Acredito que São Paulo – com o porto mais importante (Santos), dois dos mais movimentados aeroportos (Cumbica e Viracopos) e o maior parque manufatureiro do País – tenha o potencial e a responsabilidade de liderar as transformações necessárias nos transportes brasileiros. Visando contribuir para o avanço dessa agenda estratégica, realizamos o evento, organizado pela Diretoria Jurídica do Ciesp, “Infraestrutura, Indústria e Concorrência: Caminhos para uma Política de Estado na Logística Nacional”.
Reiterando o que salientei na ocasião, reforço minha convicção de que precisamos encontrar soluções inovadoras e colaborativas para superar gargalos históricos e consolidar um modelo logístico e de transportes mais eficiente, sustentável e eficaz. Não se trata de um tema periférico, mas sim de um fator relevante para nossa inserção mais competitiva em todos os mercados globais.
Quando falamos da movimentação de cargas, o País ainda depende muito do modal rodoviário, que responde por cerca de 65% do total. Tal predominância, considerando as dimensões continentais do nosso território, representa altos custos por tonelada/quilômetro rodado e compromete a rentabilidade das empresas.
Pior: muitas rodovias estão malconservadas, enquanto investimentos em ferrovias e hidrovias seguem tímidos. Soma-se a isso a distância entre os centros industriais e os portos exportadores.
A precariedade logística é um dos itens mais agravantes do “Custo Brasil”, que tanto prejudica nossa indústria, representando uma diferença de R$ 1,7 trilhão por ano em relação ao ônus médio para operar nas nações da Organização para a Cooperação e Desenvolvimento Econômico (OCDE), segundo estudo do Movimento Brasil Competitivo e da Fundação Getúlio Vargas, com apoio do Boston Consulting Group. Ou seja, as empresas carregam um grande peso extra simplesmente por se localizarem no nosso país. Isso precisa mudar.
Merece atenção o alerta de Guilherme Theo Sampaio, diretor-geral da Agência Nacional de Transportes Terrestres (ANTT), ao palestrar em nosso evento, de que a participação das ferrovias no transporte de cargas no Brasil, em torno de 21%, ainda está muito aquém do necessário. Países como os Estados Unidos e a China, com grandes áreas territoriais, como a nossa, já desenvolveram há tempos o transporte multimodal integrado como chave para otimizar recursos, reduzir impactos ambientais e aumentar a previsibilidade das operações logísticas.
Considerando os nossos gargalos e desafios nessa questão crucial, vejo com bons olhos o fato de o Governo Federal ter desencadeado o Plano Nacional de Ferrovias, abrangendo concessões em diversas regiões estratégicas. Porém, é essencial que o programa avance e tenha coerência e continuidade.
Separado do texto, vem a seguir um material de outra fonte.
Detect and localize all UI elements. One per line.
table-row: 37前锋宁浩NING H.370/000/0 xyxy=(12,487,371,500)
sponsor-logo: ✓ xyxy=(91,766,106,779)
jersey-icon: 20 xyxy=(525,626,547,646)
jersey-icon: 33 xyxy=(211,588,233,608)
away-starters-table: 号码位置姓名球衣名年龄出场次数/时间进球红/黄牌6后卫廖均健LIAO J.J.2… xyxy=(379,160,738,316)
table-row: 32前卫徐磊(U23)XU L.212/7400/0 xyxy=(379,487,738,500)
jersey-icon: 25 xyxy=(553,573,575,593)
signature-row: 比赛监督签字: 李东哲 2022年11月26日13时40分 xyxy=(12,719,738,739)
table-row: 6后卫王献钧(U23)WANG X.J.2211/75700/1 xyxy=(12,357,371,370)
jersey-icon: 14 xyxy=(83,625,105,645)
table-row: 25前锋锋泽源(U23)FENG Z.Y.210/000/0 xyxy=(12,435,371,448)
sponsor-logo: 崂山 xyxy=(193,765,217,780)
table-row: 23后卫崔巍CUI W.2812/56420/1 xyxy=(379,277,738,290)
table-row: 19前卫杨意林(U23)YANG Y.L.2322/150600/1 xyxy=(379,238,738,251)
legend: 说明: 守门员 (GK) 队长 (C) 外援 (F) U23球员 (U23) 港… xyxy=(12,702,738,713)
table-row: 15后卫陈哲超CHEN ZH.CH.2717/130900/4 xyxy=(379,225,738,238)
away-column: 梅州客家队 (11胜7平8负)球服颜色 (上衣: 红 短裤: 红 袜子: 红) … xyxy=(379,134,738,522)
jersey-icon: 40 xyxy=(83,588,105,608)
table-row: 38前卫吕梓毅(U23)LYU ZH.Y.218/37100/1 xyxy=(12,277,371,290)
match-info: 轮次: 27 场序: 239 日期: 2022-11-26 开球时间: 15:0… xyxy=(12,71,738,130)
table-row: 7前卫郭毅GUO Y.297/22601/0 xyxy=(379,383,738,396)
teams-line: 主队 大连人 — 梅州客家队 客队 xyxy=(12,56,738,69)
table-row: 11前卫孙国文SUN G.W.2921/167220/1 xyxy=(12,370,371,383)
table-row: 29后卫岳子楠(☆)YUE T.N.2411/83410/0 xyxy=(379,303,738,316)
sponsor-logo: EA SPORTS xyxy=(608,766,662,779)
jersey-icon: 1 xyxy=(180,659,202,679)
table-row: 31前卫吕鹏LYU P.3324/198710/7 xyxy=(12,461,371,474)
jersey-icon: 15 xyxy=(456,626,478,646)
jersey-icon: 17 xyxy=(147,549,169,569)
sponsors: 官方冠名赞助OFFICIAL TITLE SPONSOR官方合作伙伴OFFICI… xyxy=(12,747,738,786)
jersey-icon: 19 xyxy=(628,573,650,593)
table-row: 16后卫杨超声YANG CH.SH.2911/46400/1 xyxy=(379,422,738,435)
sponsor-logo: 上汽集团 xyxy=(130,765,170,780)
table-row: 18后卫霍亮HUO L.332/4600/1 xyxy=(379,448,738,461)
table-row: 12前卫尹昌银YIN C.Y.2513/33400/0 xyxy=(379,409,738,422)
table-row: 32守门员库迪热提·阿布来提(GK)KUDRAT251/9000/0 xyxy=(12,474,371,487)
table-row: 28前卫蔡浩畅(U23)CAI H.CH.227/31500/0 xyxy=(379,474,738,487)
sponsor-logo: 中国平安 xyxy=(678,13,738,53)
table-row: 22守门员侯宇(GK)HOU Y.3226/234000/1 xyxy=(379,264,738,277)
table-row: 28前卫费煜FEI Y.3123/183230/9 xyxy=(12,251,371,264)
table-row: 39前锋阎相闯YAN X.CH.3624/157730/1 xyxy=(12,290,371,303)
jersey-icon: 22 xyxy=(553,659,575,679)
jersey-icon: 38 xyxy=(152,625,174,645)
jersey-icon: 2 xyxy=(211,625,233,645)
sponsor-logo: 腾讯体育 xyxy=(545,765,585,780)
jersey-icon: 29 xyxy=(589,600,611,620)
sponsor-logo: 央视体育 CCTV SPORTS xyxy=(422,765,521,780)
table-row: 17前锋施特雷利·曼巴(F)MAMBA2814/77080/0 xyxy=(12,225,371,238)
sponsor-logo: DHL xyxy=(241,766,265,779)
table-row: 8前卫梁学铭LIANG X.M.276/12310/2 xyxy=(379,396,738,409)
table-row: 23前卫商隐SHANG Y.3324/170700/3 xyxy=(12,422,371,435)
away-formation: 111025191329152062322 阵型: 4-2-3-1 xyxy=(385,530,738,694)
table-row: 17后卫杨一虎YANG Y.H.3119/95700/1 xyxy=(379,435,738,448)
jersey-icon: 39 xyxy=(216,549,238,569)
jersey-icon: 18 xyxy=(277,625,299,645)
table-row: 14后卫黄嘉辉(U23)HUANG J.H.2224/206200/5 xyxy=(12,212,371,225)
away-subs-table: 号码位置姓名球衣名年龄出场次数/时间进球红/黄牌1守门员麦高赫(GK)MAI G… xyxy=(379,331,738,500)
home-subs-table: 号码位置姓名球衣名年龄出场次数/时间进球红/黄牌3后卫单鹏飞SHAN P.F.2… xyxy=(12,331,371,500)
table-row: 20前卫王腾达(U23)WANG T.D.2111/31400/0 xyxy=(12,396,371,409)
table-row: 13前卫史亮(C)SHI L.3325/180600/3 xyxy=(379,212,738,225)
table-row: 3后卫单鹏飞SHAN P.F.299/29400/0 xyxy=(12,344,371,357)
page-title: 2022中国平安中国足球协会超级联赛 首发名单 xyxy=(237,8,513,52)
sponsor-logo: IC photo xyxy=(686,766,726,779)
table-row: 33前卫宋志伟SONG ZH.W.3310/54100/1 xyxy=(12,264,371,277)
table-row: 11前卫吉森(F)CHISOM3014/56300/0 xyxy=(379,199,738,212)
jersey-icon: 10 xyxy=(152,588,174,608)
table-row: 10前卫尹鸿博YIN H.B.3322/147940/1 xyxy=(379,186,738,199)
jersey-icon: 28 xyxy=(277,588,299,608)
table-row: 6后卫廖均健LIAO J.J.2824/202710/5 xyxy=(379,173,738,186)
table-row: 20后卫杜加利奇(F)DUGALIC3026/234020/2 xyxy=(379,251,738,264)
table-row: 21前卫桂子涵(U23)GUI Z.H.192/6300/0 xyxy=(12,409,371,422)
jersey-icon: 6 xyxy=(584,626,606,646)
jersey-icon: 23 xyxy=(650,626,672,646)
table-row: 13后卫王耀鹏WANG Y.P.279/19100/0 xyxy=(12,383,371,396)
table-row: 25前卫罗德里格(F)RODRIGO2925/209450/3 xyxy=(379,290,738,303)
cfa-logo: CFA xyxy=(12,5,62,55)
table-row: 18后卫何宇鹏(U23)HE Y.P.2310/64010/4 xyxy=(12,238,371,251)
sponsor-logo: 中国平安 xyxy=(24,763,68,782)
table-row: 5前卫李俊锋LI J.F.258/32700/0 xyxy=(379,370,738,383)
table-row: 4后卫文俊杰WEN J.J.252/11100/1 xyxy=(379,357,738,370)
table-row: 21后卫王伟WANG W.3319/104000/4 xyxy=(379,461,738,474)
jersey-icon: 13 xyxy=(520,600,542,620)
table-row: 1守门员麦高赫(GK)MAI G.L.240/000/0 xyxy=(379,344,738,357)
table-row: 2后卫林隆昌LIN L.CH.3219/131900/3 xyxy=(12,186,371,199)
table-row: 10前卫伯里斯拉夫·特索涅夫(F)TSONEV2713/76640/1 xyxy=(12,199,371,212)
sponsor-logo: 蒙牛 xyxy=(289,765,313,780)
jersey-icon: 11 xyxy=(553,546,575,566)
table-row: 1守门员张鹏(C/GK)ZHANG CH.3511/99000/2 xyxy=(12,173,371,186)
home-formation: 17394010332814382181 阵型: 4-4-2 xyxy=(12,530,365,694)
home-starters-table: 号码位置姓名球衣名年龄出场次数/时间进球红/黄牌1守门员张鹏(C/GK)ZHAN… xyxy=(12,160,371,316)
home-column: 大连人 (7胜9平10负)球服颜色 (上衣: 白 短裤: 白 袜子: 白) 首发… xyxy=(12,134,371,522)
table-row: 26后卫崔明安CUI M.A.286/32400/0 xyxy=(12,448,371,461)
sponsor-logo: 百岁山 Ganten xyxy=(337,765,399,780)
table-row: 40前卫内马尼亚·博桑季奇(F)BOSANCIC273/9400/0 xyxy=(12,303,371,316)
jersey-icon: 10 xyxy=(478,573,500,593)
Este alerta é pertinente, pois são numerosas as obras de infraestrutura abandonadas ao longo de décadas, em quase todas as regiões brasileiras.
Por isso, endosso as palavras de Helcio Honda, diretor jurídico do Ciesp, também proferidas no evento, ao destacar que a descontinuidade de projetos, provocada por mudanças de governo e de prioridades, gera insegurança jurídica e afasta investimentos. Precisamos, com urgência, transformar infraestrutura em uma política de Estado, acima de ciclos eleitorais. Somente assim conseguiremos gerar previsibilidade e atrair o capital necessário para destravar nossa estrutura logística.
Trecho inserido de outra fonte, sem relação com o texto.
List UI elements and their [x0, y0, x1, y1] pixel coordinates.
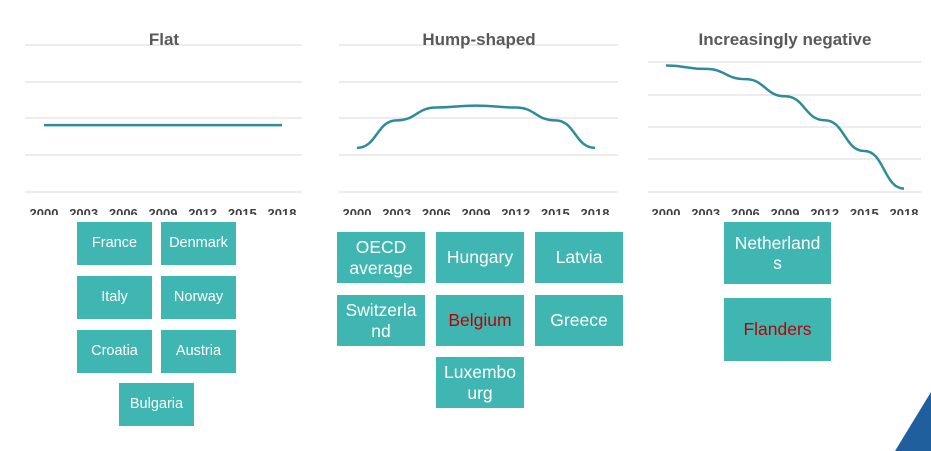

No Ciesp e na Fiesp, temos procurado colaborar ativamente com esse processo, propondo políticas públicas, gerando discussões e engajamento e demonstrando o quanto esse tema é decisivo para o Brasil. Uma de nossas principais contribuições no âmbito dessa agenda é o trabalho da Câmara de Conciliação, Mediação e Arbitragem das duas entidades. Oferecemos ferramentas como o Dispute Board, mecanismo preventivo e eficiente para resolver conflitos em contratos de longa duração, justamente o perfil das grandes obras de infraestrutura. É um exemplo concreto de como o setor produtivo pode contribuir para a segurança e a eficiência jurídica dos projetos.
Temos, portanto, um caminho claro: consolidar a infraestrutura como política de Estado, promover a integração inteligente dos modais de transporte, garantir segurança jurídica e fomentar os investimentos privados, por meio de concessões e parcerias público-privadas, em especial na expansão e modernização do modal ferroviário. São medidas que não admitem mais adiamentos. O Brasil precisa de uma logística à altura de sua economia, de seu potencial competitivo e da necessidade de promover robusto crescimento sustentado do PIB.
*Rafael Cervone é o presidente do Centro das Indústrias do Estado de São Paulo (Ciesp) e primeiro vice-presidente da Federação das Indústrias do Estado de São Paulo (Fiesp).